We will probably know the name of the 118th Patriarch of Alexandria within a couple of hours. Copts around the world are huddled around televisions and laptops or congregated around projectors, as though we were all attending one gigantic liturgy (and there’s a very real sense in which we all are).
Whatever the outcome, it’s worth noting that a beautiful spirit has descended quietly upon the Coptic Church over the past few months, and with particular potency over the past few days. Copts have a range of perspectives on the upcoming selection. Many of us are entirely unfussed (which is not unwise, given the amazing quality of all three candidates). Others have strong feelings about the sort of person required to lead the Coptic Church into the 21st Century. And the three candidates themselves present a definite range of potential avenues for the Church to go down over the next few years. There can be no doubt that the rapidly approaching announcement will be of great consequence for the Church. The late Pope Shenouda III is a powerful example of how much good can be achieved by the right person. It is no coincidence that although Copts are among the smallest Orthodox youth communities in Western countries, we are easily one of the most active. The right person in the right position can do wonders for the Church.
So the stakes are high. So much rests on the pieces of paper in that container. But the Church’s incessant calls for world-wide fasting and prayer from all Copts in all countries over the last few weeks have resulted in a stunning, and surprisingly potent spirit of calm. Copts of all bents have surrendered their own strong opinions on where the Church needs to go. Instead of the selection of a particular candidate, the overwhelming sentiment of our collective prayers has been for Christ to select His own, chosen servant. As one of Sydney’s youth priests put it recently, we are praying a ‘spirit-filled shepherd.’ No more, and no less. Collectively, as far as possible, we have all surrendered our own individual desires for the Church’s future, and placed them upon the altar; the very altar upon which this worldwide liturgy is being prayed now. There, those desires will be broken with Christ’s Body and shed with His Blood; and resurrected in perfect accordance with His will.

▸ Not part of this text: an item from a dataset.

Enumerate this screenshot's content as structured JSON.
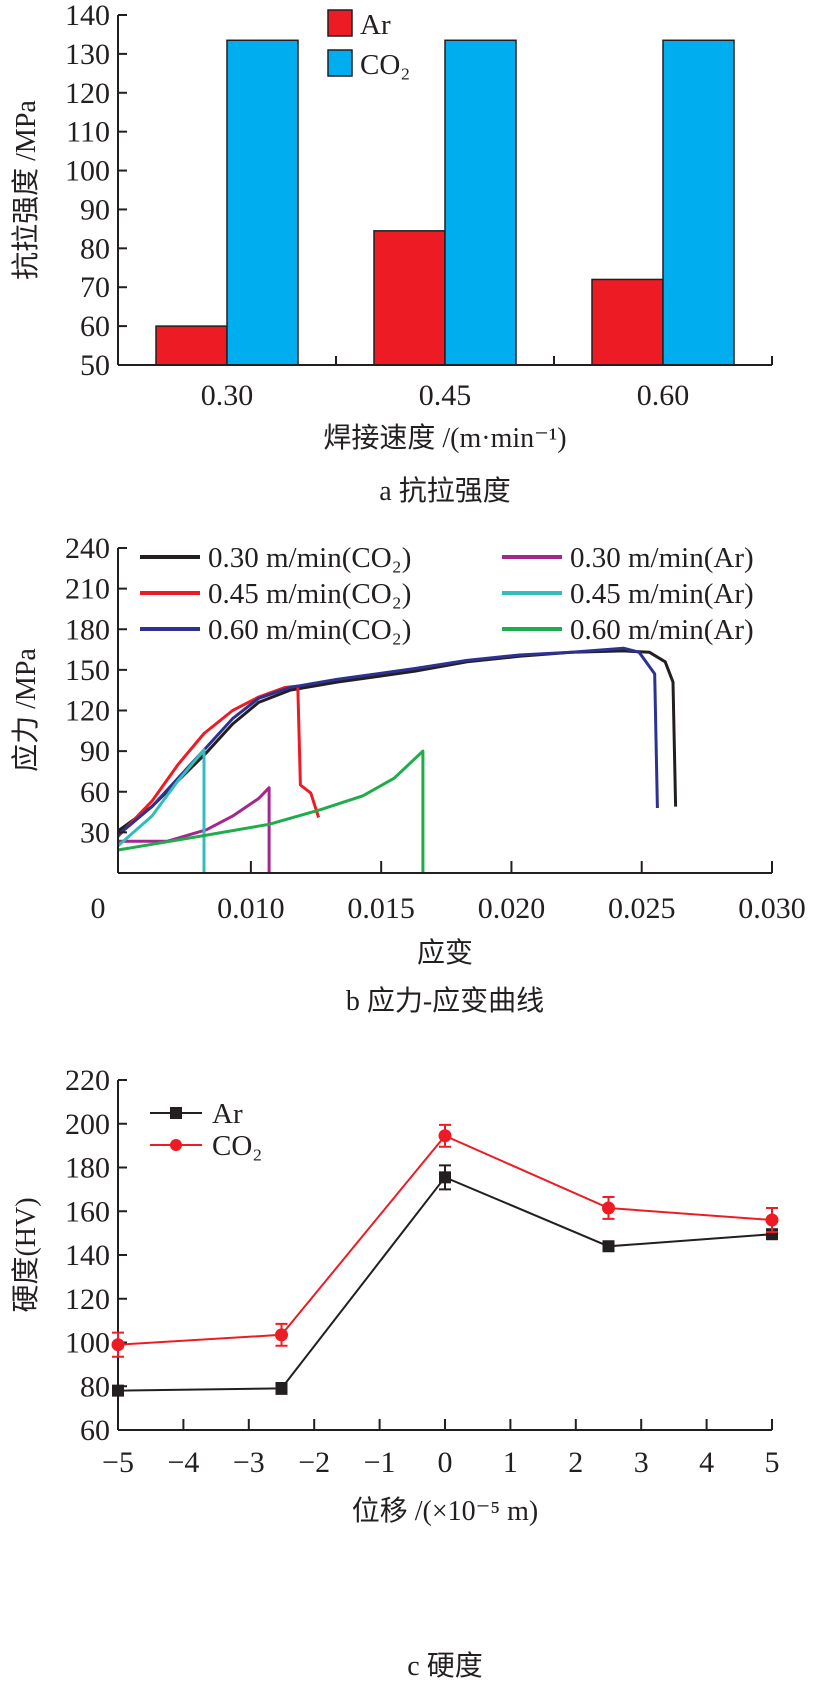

The use of a lot to make such momentous decisions is thoroughly apostolic; it goes back to the earliest days of the Church. When the early Church had to decide who would take Judas’ place among the twelve:
“… they proposed two: Joseph called Barsabas, who was surnamed Justus, and Matthias. And they prayed and said, “You, O Lord, who know the hearts of all, show which of these two You have chosen to take part in this ministry and apostleship from which Judas by transgression fell, that he might go to his own place.” And they cast their lots, and the lot fell on Matthias. And he was numbered with the eleven apostles.
It is a brave, but powerful gesture of faith in the reality of Christ’s resurrection to surrender such a powerful decision to Him. It would be hard to understate the incredible achievement our Church has made, in expressing such genuine submission on such an important choice. Whatever grievances anyone has with the Coptic Orthodox Church, it cannot be accused of insincerity. We are either incredibly brave, or in St. Paul’s words, ‘the most pitiable of all men‘ (1 Cor 15:19).
As the final few moments close in on us, we need to pray harder than ever for the three candidates, and that Christ choose the right man; a spirit-filled shepherd who will inspire the Church of Egypt to serve the world and each other in love, sincerity and humility.
“Graciousy appoint for us a good shepherd to shepherd Your people in purity and righteousness.”